Pastor of the famed Ebenezer Baptist Church, Martin Luther King Jr.’s pulpit, Warnock lamented at Republicans who may use the upcoming MLK holiday to talk about “bipartisanship” after blocking movement of voting rights legislation.
“You cannot remember Dr. King and dismember his legacy at the same time,” Warnock said. “The John Lewis Voting Rights Act, The Freedom to Vote Act, is the legacy of Dr. King. And if you would give lip service to his name, you need to find yourself on the right side of history — pushing to get these bills done.”
Georgia voters turned out in droves to elect Warnock and his counterpart U.S. Sen. Jon Ossoff during narrow runoffs one year ago. Their victories resulted in control of the Senate — where Vice President Kamala Harris holds the tie-breaking vote — and unified control over both Congress and the White House.
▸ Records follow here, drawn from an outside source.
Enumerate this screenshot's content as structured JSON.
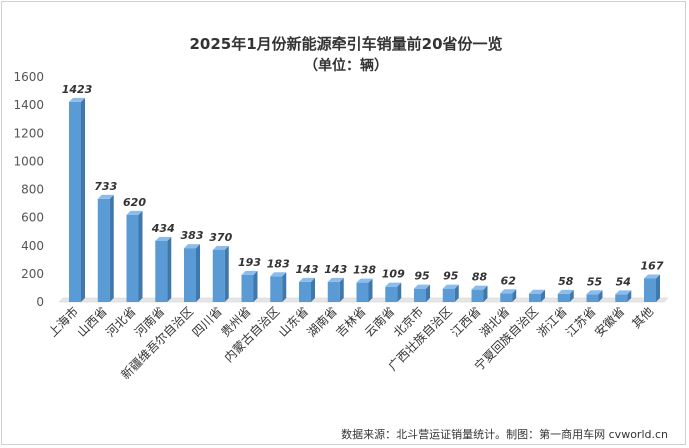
{
  "chart_data": {
    "type": "bar",
    "title": "2025年1月份新能源牵引车销量前20省份一览",
    "subtitle": "（单位：辆）",
    "xlabel": "",
    "ylabel": "",
    "ylim": [
      0,
      1600
    ],
    "yticks": [
      0,
      200,
      400,
      600,
      800,
      1000,
      1200,
      1400,
      1600
    ],
    "grid": false,
    "legend": "none",
    "categories": [
      "上海市",
      "山西省",
      "河北省",
      "河南省",
      "新疆维吾尔自治区",
      "四川省",
      "贵州省",
      "内蒙古自治区",
      "山东省",
      "湖南省",
      "吉林省",
      "云南省",
      "北京市",
      "广西壮族自治区",
      "江西省",
      "湖北省",
      "宁夏回族自治区",
      "浙江省",
      "江苏省",
      "安徽省",
      "其他"
    ],
    "values": [
      1423,
      733,
      620,
      434,
      383,
      370,
      193,
      183,
      143,
      143,
      138,
      109,
      95,
      95,
      88,
      62,
      59,
      58,
      55,
      54,
      167
    ],
    "data_labels_shown": [
      true,
      true,
      true,
      true,
      true,
      true,
      true,
      true,
      true,
      true,
      true,
      true,
      true,
      true,
      true,
      true,
      false,
      true,
      true,
      true,
      true
    ],
    "bar_color": "#5b9bd5",
    "source_note": "数据来源：北斗营运证销量统计。制图：第一商用车网 cvworld.cn"
  }
}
Congressional Democrats pledged Tuesday they would use that power to find a way to push past their GOP colleagues who have blocked movement on voting rights legislation in the Senate. President Joe Biden has said voting rights is a top priority and has vowed to fight for its passage.
If the Senate does not debate voting rights in coming days, Senate Majority Leader Chuck Schumer warned that Democrats will look toward chamber rule changes to bypass lawmakers on the other side of the aisle.
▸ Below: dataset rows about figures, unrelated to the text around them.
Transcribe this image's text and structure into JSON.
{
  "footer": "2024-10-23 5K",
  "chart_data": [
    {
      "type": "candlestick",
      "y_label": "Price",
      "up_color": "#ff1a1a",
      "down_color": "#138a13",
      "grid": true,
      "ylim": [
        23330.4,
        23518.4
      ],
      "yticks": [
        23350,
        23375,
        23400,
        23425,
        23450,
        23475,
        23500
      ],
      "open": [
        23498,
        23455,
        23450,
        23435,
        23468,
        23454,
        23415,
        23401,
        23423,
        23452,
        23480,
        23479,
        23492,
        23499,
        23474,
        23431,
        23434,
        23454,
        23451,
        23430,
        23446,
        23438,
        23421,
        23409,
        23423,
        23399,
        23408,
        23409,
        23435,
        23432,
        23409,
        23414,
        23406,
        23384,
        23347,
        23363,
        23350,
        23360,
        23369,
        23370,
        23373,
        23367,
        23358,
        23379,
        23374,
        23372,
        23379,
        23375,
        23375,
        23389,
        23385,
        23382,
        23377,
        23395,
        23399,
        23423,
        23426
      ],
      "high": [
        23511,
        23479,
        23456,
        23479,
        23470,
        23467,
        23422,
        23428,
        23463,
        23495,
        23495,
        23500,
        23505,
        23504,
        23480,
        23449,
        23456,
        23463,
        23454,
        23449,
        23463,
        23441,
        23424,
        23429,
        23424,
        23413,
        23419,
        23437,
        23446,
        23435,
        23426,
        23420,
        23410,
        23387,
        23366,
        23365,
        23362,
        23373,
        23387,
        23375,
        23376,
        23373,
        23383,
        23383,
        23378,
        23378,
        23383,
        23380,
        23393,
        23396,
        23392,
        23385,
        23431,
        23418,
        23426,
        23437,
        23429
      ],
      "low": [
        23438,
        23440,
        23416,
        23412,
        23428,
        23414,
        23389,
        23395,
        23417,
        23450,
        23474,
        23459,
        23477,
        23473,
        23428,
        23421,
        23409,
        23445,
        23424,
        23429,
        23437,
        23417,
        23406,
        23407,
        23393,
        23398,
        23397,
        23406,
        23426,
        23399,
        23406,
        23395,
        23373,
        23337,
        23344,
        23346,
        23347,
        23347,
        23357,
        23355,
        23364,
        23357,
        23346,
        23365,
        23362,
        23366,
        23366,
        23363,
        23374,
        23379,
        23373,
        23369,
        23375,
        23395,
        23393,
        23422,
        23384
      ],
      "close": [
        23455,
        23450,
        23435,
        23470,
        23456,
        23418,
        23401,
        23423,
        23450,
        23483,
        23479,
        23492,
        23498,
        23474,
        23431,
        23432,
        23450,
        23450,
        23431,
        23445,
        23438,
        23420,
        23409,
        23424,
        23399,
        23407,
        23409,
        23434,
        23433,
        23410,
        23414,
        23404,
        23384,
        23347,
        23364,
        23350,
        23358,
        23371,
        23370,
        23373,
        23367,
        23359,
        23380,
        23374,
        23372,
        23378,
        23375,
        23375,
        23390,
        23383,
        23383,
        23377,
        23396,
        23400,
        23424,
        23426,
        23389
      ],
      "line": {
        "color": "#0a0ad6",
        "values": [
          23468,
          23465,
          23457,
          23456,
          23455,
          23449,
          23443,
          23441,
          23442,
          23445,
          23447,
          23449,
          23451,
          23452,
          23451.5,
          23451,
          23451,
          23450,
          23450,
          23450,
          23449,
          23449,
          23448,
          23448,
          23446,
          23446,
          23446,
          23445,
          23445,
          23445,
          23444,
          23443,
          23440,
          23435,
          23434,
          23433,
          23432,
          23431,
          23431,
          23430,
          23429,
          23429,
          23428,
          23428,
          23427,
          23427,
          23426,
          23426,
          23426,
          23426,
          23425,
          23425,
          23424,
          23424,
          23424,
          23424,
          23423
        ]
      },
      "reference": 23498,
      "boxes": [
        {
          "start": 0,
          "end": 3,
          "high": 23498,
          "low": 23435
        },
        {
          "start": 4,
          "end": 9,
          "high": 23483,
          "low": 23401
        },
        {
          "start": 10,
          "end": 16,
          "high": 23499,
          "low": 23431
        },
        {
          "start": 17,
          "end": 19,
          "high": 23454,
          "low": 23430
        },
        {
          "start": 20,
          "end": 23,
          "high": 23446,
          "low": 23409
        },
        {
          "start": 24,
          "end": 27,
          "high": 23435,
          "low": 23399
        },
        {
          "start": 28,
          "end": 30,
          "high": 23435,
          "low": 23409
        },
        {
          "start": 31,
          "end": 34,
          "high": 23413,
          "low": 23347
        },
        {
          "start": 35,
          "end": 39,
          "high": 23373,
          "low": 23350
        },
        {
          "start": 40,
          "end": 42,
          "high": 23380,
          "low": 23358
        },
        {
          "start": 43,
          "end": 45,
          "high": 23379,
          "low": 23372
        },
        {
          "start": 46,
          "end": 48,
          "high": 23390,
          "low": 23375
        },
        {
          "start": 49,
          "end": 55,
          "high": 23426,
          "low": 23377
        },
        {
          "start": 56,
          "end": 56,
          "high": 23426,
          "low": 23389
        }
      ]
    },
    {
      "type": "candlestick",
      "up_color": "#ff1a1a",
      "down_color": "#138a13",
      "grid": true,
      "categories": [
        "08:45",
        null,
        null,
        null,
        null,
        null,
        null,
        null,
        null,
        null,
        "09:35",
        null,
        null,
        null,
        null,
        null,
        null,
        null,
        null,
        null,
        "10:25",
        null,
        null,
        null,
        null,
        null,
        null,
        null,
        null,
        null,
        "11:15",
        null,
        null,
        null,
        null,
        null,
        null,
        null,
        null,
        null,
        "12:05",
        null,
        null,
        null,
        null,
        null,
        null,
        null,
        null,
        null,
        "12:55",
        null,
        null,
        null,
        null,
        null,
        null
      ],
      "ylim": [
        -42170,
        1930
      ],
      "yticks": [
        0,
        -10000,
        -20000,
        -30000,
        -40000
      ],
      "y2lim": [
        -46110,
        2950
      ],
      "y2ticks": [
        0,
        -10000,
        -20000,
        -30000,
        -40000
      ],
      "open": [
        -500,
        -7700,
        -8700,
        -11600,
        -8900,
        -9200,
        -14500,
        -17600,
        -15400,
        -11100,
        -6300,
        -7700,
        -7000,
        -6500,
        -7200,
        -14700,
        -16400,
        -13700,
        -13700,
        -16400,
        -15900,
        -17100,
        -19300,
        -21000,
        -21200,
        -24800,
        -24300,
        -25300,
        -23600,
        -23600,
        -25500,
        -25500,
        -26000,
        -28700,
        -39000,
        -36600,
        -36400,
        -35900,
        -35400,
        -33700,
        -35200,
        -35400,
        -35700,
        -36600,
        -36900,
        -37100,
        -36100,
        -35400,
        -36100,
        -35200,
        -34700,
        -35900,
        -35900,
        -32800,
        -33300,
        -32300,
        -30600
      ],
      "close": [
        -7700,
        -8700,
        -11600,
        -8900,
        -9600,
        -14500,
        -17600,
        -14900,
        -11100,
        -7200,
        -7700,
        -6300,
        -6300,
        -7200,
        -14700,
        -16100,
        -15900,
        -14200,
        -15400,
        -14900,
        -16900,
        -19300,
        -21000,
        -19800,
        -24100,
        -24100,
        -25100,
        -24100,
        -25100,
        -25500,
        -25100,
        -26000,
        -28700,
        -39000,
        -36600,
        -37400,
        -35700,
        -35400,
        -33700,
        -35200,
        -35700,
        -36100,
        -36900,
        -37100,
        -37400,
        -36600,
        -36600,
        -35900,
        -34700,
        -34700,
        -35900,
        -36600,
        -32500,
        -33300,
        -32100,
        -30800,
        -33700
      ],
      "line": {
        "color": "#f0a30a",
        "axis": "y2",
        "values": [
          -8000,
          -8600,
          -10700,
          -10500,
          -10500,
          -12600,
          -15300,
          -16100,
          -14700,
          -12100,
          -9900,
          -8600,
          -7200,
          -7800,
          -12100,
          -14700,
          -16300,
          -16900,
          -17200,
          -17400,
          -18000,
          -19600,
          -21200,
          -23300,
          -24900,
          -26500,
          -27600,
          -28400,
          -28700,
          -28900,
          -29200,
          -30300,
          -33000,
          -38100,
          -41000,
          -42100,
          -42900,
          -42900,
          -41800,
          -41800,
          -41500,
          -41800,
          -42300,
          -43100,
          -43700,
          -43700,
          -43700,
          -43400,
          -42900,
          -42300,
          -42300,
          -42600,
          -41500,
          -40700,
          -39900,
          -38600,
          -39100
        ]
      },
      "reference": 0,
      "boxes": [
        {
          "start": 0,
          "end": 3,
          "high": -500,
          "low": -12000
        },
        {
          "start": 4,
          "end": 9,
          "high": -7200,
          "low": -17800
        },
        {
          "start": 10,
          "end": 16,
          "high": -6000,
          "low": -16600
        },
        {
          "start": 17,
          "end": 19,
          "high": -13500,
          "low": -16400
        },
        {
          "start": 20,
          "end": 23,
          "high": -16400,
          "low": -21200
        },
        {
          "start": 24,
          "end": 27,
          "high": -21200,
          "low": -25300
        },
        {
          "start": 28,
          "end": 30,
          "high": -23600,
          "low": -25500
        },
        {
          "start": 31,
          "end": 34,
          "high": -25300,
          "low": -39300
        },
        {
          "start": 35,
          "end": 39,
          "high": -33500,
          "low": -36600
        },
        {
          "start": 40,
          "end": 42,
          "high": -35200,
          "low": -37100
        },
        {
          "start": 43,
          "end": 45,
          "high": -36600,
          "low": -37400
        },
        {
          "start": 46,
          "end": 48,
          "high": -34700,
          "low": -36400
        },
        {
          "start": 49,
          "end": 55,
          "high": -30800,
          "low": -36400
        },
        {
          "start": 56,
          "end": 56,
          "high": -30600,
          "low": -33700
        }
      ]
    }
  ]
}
But it is unclear exactly what rule changes they’ll pursue.
Last year, Georgia legislators along party lines passed a sweeping elections bill, “The Election Integrity Act of 2021,” that made numerous changes to the state’s election system after Georgia voted for a Democratic president for the first time since 1992 and for two Democratic U.S. senators, including Warnock, that tipped the balance of power in Washington.
Although Georgia’s legislative leadership has warned members against rehashing the 2020 election during the upcoming session, GOP lawmakers seeking higher office have already proposed additional changes — promising another heated debate over election laws.
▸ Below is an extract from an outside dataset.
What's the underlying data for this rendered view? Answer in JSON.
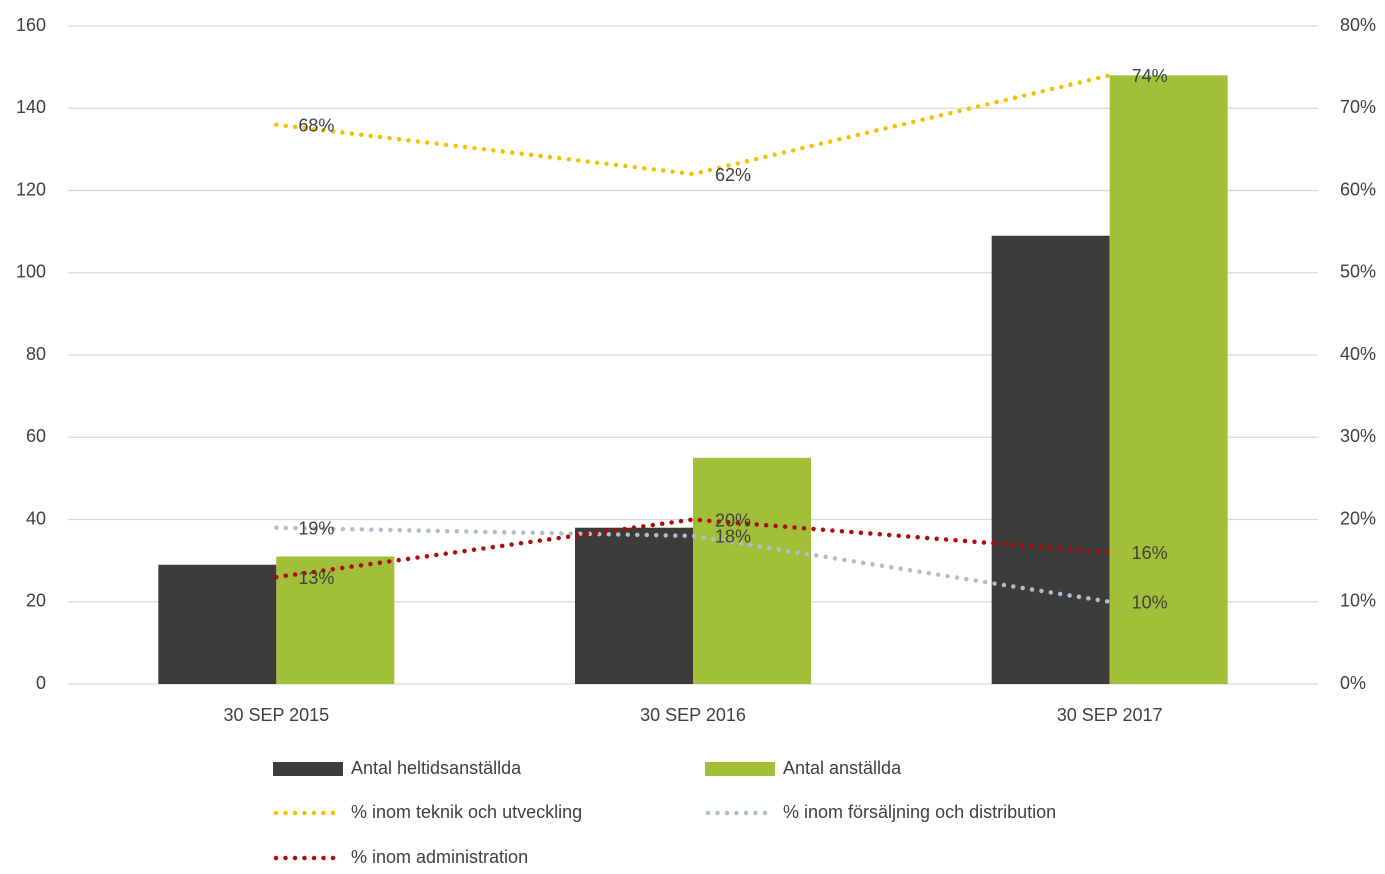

The restrictive measures passed by Georgia and other states have fueled a push by federal Democrats for extensive voting protections against state changes — a push that has stalled for months in the Senate.
Warnock, who is among those leading the effort, has grown increasingly frustrated by Republicans blocking debate on the bill by use of the filibuster.
“Our democracy is imperiled and time is running out,” he said. “This is a moral moment. And if we fail to protect the voices and the votes of the American people, then we have fallen way short of our responsibility as members of this body.”